Session abstract:
Learning to Rank (LTR) is gaining popularity as a method to personalize and improve the ranking of search results. I will outline how LTR can be used to improve the ranking in a faceted search system, based on an implementation of me and my colleagues - and focus upon some gaps between theory and practice.
The most important ones being that virtually all literature about LTR assumes a direct search approach where both the query and document are represented as a bag of words, and that the machine-learned model often suffices being a simple linear function based on language- and retrieval-model features. In case of faceted search applications, where users search on several different types of dimensions - like brand, location, price, recency etc. - applying this standard approach to LTR will barely go beyond an adjustment of facet field weights.

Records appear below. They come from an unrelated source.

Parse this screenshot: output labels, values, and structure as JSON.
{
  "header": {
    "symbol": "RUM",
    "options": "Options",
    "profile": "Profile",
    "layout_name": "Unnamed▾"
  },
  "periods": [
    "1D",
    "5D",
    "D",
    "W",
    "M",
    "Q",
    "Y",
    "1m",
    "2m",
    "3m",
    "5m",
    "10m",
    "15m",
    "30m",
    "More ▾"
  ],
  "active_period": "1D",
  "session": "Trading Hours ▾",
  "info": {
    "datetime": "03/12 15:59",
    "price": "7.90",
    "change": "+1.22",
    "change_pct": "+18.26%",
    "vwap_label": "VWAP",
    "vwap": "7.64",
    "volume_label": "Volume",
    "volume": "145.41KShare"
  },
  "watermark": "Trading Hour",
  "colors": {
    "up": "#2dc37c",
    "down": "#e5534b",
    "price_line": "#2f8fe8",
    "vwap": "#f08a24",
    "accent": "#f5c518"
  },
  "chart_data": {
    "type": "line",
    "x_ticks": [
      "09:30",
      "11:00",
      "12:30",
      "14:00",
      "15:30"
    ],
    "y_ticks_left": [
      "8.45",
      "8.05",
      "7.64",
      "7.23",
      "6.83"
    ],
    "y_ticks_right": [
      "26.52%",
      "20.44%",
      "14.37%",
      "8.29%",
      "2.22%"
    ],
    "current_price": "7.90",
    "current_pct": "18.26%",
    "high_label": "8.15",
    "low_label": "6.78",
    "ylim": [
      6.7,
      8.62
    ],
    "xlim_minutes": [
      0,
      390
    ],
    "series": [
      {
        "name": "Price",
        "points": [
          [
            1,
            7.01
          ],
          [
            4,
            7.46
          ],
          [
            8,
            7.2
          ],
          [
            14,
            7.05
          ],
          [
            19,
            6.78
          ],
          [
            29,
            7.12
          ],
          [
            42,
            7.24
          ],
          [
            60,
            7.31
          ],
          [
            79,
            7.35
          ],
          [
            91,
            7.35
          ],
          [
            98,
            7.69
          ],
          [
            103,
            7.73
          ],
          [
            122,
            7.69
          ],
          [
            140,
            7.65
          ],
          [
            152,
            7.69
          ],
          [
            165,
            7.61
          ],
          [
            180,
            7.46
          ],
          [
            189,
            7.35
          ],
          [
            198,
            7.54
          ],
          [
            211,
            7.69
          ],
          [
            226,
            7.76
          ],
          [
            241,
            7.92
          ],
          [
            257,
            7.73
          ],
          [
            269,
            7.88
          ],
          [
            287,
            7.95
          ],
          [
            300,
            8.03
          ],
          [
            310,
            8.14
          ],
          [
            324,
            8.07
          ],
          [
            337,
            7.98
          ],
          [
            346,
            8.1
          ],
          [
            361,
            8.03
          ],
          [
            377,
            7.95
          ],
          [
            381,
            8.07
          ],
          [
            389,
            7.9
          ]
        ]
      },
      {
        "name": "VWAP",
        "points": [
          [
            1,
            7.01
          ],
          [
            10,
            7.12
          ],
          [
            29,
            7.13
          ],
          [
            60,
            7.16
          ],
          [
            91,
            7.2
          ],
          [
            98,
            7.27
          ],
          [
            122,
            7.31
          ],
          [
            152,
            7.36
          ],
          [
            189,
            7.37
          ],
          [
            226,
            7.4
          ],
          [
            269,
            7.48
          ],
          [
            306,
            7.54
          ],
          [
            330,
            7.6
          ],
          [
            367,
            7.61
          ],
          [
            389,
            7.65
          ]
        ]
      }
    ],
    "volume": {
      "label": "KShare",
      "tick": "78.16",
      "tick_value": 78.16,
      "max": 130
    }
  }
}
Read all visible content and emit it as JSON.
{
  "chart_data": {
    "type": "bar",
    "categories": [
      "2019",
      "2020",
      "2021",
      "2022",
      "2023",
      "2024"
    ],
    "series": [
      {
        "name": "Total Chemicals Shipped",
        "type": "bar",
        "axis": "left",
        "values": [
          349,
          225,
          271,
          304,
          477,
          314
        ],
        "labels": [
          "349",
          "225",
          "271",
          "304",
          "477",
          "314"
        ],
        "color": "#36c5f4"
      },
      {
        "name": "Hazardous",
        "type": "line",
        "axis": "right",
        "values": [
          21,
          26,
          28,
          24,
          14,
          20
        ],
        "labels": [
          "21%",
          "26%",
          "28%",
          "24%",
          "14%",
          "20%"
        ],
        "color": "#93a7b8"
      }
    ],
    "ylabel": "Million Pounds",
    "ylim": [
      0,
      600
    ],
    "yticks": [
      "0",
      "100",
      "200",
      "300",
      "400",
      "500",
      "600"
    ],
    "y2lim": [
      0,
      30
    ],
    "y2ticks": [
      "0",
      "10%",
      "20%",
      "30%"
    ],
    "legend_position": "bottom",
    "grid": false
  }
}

I will explain how we integrated LTR in Textkernel's faceted search system that matches vacancies and CV's, where queries and documents may have many dimensions of different types. I’ll outline how we use LTR for more than tuning facet field weights by selecting and crafting the right algorithms and features. I’ll also focus upon how to efficiently extract features from queries and documents and apply reranking models with minimal impact on execution times. Finally, I’ll touch upon how a search interface or data from logs can be used to get satisfactory user feedback to keep improving the models.
No past experience of machine learning will be required. Expect to leave this talk with an understanding of how you could integrate reranking in your own system and what pitfalls you might encounter.